Amazon has shown that a 7-inch tablet can strike a chord with consumers. Moreover, the 7.85-inch iPad is expected to have the same 1,024x768 resolution of the iPad 2, meaning that no changes need to be made to apps to accommodate the smaller screen.

Right. Because people can just file the tips of their fingers down in order to be able to accurately hit smaller icons and buttons.

Well, no one ever said an Apple rumor had to make sense.

Saturday Special: Information weak

InformationWeek’s Eric Zeman has the prescription for the device that you didn’t even know was sick.

What iPad 3 Really Needs: Revised OS

Apple’s iOS is starting to get a little long in the tooth. There, I said it.

You said it. No one knows what you mean by it, but you said it.

The overall look and feel of the operating system has not changed since its 2007 debut.

Aaaaaaaand…

What?

Sales are down? HAHAHAHAHA.

Sure, Apple has piled in plenty of new features, but the core of the operating system is the same as it was five years ago. It needs a refresh.

Uh… why?

(Spoiler alert: He never says.)

What would I like Apple to change? Well, I’m no design guru…

A point I will now prove!

I’d like to see a sharper-looking operating system, with fewer curves and more corners. Not Windows 8-style corners and blocks, but something that has cleaner lines to it.

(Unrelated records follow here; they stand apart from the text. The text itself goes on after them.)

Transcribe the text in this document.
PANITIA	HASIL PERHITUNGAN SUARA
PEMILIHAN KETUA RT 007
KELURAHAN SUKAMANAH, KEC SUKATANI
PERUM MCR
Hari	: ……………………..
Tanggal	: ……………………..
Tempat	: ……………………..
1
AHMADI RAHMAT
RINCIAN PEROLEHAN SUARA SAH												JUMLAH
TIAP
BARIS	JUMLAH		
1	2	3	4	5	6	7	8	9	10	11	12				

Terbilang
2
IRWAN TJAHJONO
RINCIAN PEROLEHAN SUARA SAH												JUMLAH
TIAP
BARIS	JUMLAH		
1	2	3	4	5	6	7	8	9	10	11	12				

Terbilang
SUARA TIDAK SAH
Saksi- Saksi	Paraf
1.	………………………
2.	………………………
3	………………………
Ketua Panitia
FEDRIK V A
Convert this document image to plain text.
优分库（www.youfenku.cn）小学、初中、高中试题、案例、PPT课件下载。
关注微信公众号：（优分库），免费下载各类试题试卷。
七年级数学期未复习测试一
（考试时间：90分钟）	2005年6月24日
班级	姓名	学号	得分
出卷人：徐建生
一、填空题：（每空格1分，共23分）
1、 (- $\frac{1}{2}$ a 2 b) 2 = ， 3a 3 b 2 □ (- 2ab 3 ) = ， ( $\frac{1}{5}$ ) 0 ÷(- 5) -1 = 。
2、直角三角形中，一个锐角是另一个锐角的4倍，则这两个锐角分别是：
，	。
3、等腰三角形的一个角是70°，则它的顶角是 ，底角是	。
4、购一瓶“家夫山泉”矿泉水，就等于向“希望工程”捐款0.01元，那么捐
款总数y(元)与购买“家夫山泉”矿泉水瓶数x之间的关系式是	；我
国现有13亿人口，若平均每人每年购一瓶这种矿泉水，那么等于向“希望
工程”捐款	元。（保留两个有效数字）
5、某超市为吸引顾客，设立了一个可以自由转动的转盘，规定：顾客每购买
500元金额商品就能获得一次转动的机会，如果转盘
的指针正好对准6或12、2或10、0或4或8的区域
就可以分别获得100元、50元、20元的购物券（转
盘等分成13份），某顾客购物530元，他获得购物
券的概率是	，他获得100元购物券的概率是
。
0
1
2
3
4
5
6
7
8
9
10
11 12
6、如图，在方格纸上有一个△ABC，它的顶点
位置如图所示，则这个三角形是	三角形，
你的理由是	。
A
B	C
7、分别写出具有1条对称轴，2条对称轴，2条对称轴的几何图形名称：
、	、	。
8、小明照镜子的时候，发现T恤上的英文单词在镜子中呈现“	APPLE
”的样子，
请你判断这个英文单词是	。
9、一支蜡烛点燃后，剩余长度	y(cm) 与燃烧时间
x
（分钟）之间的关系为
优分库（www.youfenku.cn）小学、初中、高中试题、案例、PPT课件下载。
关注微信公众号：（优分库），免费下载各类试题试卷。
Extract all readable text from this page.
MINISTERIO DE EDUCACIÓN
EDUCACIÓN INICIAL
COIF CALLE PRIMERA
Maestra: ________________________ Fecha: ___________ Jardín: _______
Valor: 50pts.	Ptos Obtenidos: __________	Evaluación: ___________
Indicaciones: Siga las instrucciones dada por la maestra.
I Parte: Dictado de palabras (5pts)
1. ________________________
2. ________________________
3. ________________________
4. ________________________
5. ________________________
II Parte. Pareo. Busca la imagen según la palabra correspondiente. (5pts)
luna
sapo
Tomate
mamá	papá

And maybe bluer. Because blue’s my favorite color.

Hey, you know what I really like? Jolly Ranchers!

Apple’s competitors have not only added features to their platforms, but have made visual upgrades as well. Look at Android, for example.

Right! In a desperate attempt to not look exactly like iOS, Google’s tarted it up like a three-shilling strumpet! Why can’t Apple do that?!

Windows Phone is too young to require a refresh, but even Research In Motion has altered the appearance of BlackBerry 7 when you compare it to Blackberry 5.

And look how well that’s worked out for the company.

Frankly speaking, I don’t expect Apple to change anything about iOS’s appearance in the near future, but it will have to eventually.

He still hasn’t said why.

Now that Microsoft has aligned the look of its PC, tablet, and smartphone platforms, it would behoove Apple to do the same.

Again, why?

Here’s a tip: If you can write an entire piece on what Apple “really” needs to do and not explain at all why they need to do it, then they probably don’t “really” need to do it.

[Editors’ Note: Each week the Macalope skewers the worst of the week’s coverage of Apple and other technology companies. In addition to being a mythical beast, the Macalope is not an employee of Macworld. As a result, the Macalope is always free to criticize any media organization. Even ours.]